We have, $$\frac{k}{k+1} = \frac{1}{2n}$$

$$\implies k= \frac{1}{2n-1}$$ So let m = $\frac{1}{2n-1}$ then $k,j > \frac{1}{2n-1}$ and $0 < \frac{k}{k+1},\frac{j}{j+1} < \frac{1}{2n-1}$

$$\frac{1}{n} > \frac{k}{k+1}+\frac{j}{j+1} \geq |\frac{k}{k+1}| + |\frac{j}{j+1}| \geq |\frac{k}{k+1} - \frac{j}{j+1}|$$

So really I am asking for help because I want to know if my approach works or not. I know there are other ways to approach the problem and get a solution. Is this a valid solution? I am missing a step or am I approaching the problem in the wrong way.

Answer 1

Your approach has problems.

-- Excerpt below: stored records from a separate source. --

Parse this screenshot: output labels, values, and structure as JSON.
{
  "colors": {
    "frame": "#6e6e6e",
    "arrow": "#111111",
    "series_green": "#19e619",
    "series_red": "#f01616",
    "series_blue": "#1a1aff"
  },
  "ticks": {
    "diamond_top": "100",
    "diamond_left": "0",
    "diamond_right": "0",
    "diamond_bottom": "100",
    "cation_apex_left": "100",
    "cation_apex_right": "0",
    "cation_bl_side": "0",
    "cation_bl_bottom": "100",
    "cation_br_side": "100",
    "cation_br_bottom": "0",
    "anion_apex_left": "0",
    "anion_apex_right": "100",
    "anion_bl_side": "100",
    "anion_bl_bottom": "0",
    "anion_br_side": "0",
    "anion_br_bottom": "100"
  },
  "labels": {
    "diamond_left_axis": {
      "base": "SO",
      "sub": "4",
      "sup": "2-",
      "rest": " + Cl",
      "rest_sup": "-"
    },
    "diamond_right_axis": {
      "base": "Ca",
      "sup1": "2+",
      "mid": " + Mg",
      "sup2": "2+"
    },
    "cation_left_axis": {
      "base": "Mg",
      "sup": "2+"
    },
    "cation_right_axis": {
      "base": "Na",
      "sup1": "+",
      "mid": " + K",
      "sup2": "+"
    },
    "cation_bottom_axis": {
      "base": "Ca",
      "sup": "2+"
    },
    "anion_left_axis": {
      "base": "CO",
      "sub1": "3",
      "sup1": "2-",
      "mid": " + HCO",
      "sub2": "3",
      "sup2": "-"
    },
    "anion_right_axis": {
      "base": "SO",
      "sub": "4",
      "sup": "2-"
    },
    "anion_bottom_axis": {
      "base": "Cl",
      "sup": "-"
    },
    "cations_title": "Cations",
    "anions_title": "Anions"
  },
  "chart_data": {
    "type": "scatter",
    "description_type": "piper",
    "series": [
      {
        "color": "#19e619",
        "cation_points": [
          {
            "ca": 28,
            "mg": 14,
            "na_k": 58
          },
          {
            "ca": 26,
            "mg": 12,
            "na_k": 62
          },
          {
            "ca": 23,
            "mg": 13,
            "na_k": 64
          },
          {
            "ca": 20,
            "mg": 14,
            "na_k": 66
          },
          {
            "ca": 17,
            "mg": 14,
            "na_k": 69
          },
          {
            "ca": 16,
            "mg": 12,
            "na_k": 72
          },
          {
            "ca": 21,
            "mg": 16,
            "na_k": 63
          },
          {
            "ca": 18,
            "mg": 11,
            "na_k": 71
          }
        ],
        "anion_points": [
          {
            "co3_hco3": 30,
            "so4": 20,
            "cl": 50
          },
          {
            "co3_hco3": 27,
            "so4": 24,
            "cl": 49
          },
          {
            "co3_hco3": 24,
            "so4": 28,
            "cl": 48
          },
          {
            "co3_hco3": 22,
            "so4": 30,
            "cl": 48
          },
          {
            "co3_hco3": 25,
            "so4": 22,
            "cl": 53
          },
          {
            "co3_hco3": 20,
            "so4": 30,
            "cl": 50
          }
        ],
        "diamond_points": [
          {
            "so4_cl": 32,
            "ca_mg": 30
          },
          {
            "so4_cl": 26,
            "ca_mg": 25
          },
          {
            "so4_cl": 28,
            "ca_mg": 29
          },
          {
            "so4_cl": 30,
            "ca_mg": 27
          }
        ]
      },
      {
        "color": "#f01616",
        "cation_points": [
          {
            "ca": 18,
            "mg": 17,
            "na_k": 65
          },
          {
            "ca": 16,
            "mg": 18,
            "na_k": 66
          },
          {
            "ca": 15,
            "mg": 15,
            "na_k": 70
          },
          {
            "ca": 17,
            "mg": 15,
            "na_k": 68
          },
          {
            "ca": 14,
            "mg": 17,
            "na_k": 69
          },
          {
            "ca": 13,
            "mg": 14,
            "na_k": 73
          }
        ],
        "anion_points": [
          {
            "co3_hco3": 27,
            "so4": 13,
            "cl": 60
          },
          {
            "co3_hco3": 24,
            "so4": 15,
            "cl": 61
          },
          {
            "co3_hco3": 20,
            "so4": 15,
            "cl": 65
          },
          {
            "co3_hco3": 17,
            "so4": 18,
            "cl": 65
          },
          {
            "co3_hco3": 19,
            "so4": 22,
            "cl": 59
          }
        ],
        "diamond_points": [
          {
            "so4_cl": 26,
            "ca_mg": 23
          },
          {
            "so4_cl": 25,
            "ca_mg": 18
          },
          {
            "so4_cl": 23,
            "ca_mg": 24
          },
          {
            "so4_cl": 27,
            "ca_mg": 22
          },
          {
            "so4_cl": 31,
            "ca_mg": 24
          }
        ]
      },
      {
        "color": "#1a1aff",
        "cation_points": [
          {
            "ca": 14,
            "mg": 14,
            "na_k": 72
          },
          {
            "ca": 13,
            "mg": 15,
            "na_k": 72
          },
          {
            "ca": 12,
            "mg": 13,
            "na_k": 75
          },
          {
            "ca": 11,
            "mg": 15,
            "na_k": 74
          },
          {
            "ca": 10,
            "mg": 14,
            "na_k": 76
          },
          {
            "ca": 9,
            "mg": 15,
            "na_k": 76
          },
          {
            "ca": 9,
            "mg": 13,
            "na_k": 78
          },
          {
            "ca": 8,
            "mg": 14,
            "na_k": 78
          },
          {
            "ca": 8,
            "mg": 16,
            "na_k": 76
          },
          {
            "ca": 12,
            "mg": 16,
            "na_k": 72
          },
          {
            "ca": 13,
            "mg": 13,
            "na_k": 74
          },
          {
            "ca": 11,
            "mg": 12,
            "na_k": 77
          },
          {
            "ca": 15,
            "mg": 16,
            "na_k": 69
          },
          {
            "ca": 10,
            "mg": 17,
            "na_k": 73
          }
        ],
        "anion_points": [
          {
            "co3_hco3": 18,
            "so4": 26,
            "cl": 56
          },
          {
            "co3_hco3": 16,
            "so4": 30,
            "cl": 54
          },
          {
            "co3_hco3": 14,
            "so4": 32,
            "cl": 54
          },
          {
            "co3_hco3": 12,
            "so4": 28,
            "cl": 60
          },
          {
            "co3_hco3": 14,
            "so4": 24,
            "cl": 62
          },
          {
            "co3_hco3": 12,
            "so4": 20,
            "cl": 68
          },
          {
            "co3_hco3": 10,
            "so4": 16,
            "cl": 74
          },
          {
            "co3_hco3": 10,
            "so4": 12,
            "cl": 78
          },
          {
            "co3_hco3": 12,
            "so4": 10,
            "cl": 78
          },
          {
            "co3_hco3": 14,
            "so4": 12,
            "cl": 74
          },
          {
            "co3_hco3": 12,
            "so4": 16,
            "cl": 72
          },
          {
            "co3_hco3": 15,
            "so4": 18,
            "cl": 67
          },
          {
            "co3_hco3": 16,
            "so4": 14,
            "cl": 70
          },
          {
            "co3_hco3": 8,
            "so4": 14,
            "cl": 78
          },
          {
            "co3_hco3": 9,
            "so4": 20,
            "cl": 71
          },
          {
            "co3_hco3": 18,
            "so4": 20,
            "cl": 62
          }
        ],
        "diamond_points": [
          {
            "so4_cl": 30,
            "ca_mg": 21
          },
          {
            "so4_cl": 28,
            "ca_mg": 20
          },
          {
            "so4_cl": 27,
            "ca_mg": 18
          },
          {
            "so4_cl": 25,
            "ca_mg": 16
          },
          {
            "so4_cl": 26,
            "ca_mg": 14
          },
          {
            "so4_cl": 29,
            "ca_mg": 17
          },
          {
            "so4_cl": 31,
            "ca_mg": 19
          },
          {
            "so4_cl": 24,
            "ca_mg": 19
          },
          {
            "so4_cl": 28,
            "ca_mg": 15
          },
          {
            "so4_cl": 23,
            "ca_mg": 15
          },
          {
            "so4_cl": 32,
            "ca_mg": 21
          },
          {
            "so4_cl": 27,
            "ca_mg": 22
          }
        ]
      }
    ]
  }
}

For example the inequality $$|\frac{j}{j+1}| + |\frac{k}{k+1}| \leq \frac{1}{n}$$

is not valid for large values of $j$ and $k$

You may try the following approach. $$|\frac {m}{m+1} - \frac {n}{n+1}|= \frac {|m-n|}{(m+1)(n+1)}\le$$

$$\frac {m}{mn}=\frac {1}{n}$$

So you make the difference of terms less than $\epsilon$ if you choose $m$ and $n$ larger than $\frac {1}{\epsilon}$

Answer 2

I'm not sure about your approach. We would like to make $|x_j - x_k|$ arbitrarily close to zero. Although we have $|x_j - x_k| \leq |\frac{j}{j+1}| + |\frac{k}{k+1}|$, notice that we can't make this upper bound arbitrarily close to zero. The bound I think you want is $|x_j-x_k| \leq \frac{1}{j} + \frac{1}{k}$. Convince yourself that this is true. Now given $\epsilon > 0$, can you find a natural number $M$ such that this upper bound is less than $\epsilon$ for $j,k > M$?

Answer 3

Very simply,

$\begin{array}\\ |x_j - x_k| &= |\frac{j}{j+1}- \frac{k}{k+1}|\\ &= |(1-\frac{1}{j+1})- (1-\frac{1}{k+1})|\\ &= |-\frac{1}{j+1}+\frac{1}{k+1}|\\ &\le |\frac{1}{j+1}|+|\frac{1}{k+1}|\\ &\lt 2|\frac{1}{\min(j, k)}|\\ &\to 0 \qquad\text{as } \min(j, k) \to \infty\\ \end{array} $

In general, if $x_k \to L$ as $k \to \infty$, then, for any $c > 0$, there is an $n(c)$ such that $|x_n-L| < c$ for $n > n(c)$.

Therefore, for any $c > 0$, for $j, k > n(c/2)$

$\begin{array}\\ |x_k - x_j| &= |(x_k-L)-(x_j-L)|\\ &\le |(x_k-L)|+|(x_j-L)|\\ &\lt (c/2)+c/2)\\ &= c\\ \text{so}\\ |x_k - x_j| &\to 0\\ \end{array} $